DP10978 Arsenic Contamination of Drinking Water and Mental Health
|Author(s):||Shyamal Chowdhury, Annabelle Krause, Klaus F Zimmermann|
|Publication Date:||December 2015|
|Keyword(s):||arsenic, Bangladesh, environment, mental health, subjective well-being, water pollution|
|JEL(s):||I10, I31, Q53|
|Programme Areas:||Labour Economics|
|Link to this Page:||www.cepr.org/active/publications/discussion_papers/dp.php?dpno=10978|
This paper investigates the effect of drinking arsenic contaminated water on mental health. Drinking water with an unsafe arsenic level for a prolonged period can lead to arsenicosis, which includes symptoms such as black spots on the skin and subsequent illnesses such as various cancers. We collected household survey data from Bangladesh, a country with wide arsenic contamination of groundwater to construct several measures for arsenic contamination that include the actual arsenic level in the respondent’s tubewell (TW) and past institutional arsenic test results, as well as collected household members’ arsenicosis symptoms and their physical and mental health.

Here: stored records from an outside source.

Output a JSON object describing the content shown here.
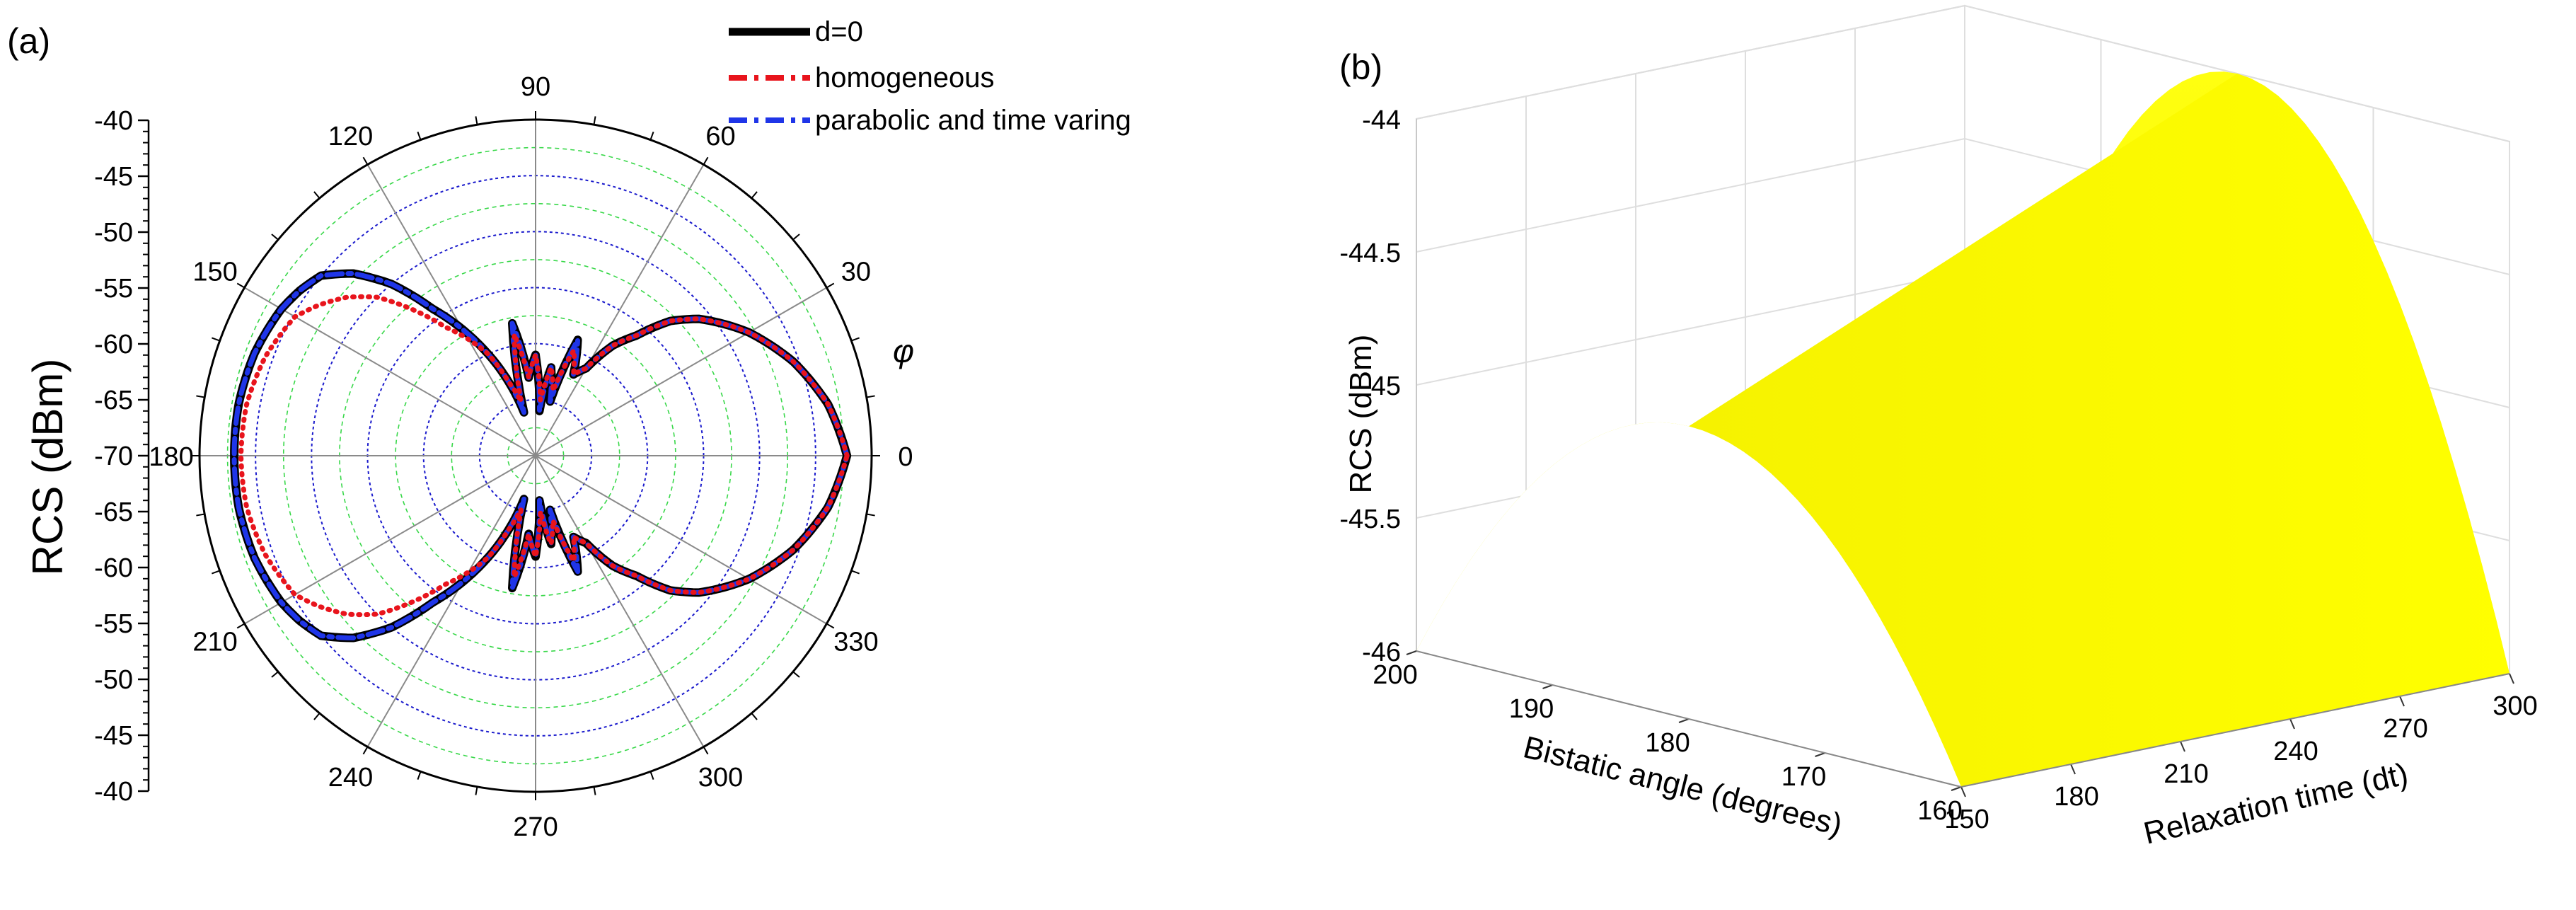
{
  "panel_a": {
    "label": "(a)",
    "ylabel": "RCS (dBm)",
    "phi_symbol": "φ",
    "chart_data": {
      "type": "line",
      "coordinate_system": "polar",
      "angle_unit": "degrees",
      "angle_ticks": [
        "90",
        "60",
        "30",
        "0",
        "330",
        "300",
        "270",
        "240",
        "210",
        "180",
        "150",
        "120"
      ],
      "radial_axis_ticks": [
        "-40",
        "-45",
        "-50",
        "-55",
        "-60",
        "-65",
        "-70",
        "-65",
        "-60",
        "-55",
        "-50",
        "-45",
        "-40"
      ],
      "radial_range": [
        -70,
        -40
      ],
      "legend": {
        "position": "top-right",
        "entries": [
          "d=0",
          "homogeneous",
          "parabolic and time varing"
        ]
      },
      "series": [
        {
          "name": "d=0",
          "color": "#000000",
          "style": "solid",
          "angles": [
            0,
            10,
            20,
            30,
            40,
            45,
            50,
            55,
            60,
            65,
            70,
            75,
            80,
            85,
            90,
            95,
            100,
            105,
            110,
            115,
            120,
            125,
            130,
            135,
            140,
            145,
            150,
            160,
            170,
            180
          ],
          "rcs_dbm": [
            -42.2,
            -43.5,
            -45.5,
            -48,
            -51,
            -53,
            -56,
            -58,
            -61,
            -62,
            -59,
            -65,
            -62,
            -66,
            -61,
            -63,
            -58,
            -66,
            -63,
            -60,
            -57,
            -54,
            -50,
            -47,
            -45,
            -44.3,
            -43.8,
            -43.3,
            -43.1,
            -43.1
          ]
        },
        {
          "name": "homogeneous",
          "color": "#e8141c",
          "style": "dash-dot",
          "angles": [
            0,
            10,
            20,
            30,
            40,
            45,
            50,
            55,
            60,
            65,
            70,
            75,
            80,
            85,
            90,
            95,
            100,
            105,
            110,
            115,
            120,
            125,
            130,
            135,
            140,
            145,
            150,
            160,
            170,
            180
          ],
          "rcs_dbm": [
            -42.2,
            -43.5,
            -45.5,
            -48,
            -51,
            -53,
            -56,
            -58,
            -61,
            -62,
            -60,
            -64,
            -62,
            -65,
            -61,
            -63,
            -59,
            -65,
            -63,
            -60,
            -58,
            -56,
            -53,
            -50,
            -48,
            -46.5,
            -45.2,
            -44.3,
            -43.8,
            -43.7
          ]
        },
        {
          "name": "parabolic and time varing",
          "color": "#1f35e8",
          "style": "dash-dot",
          "angles": [
            0,
            10,
            20,
            30,
            40,
            45,
            50,
            55,
            60,
            65,
            70,
            75,
            80,
            85,
            90,
            95,
            100,
            105,
            110,
            115,
            120,
            125,
            130,
            135,
            140,
            145,
            150,
            160,
            170,
            180
          ],
          "rcs_dbm": [
            -42.2,
            -43.5,
            -45.5,
            -48,
            -51,
            -53,
            -56,
            -58,
            -61,
            -62,
            -59,
            -65,
            -62,
            -66,
            -61,
            -63,
            -58,
            -66,
            -63,
            -60,
            -57,
            -54,
            -50,
            -47,
            -45,
            -44.3,
            -43.8,
            -43.3,
            -43.1,
            -43.1
          ]
        }
      ]
    }
  },
  "panel_b": {
    "label": "(b)",
    "chart_data": {
      "type": "surface",
      "zlabel": "RCS (dBm)",
      "xlabel": "Relaxation time (dt)",
      "ylabel": "Bistatic angle (degrees)",
      "zticks": [
        "-44",
        "-44.5",
        "-45",
        "-45.5",
        "-46"
      ],
      "xticks": [
        "150",
        "180",
        "210",
        "240",
        "270",
        "300"
      ],
      "yticks": [
        "200",
        "190",
        "180",
        "170",
        "160"
      ],
      "zlim": [
        -46,
        -44
      ],
      "xlim": [
        150,
        300
      ],
      "ylim": [
        160,
        200
      ],
      "surface_color": "#ffff00",
      "description_values": {
        "peak_rcs_at_300": -44.0,
        "peak_rcs_at_150": -44.9,
        "edge_rcs": -46.0,
        "peak_bistatic_angle": 180
      }
    }
  }
}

We find that suffering from an arsenicosis symptom is strongly negatively related to mental health, even more so than from other illnesses. Furthermore, individuals drinking from an untested TW have lower mental health and having to walk a longer distance to a TW also decreases mental health. Calculations of the costs of arsenic contamination reveal that the average individual would need to be compensated for suffering from an arsenicosis symptom by an amount as high as the average annual household income.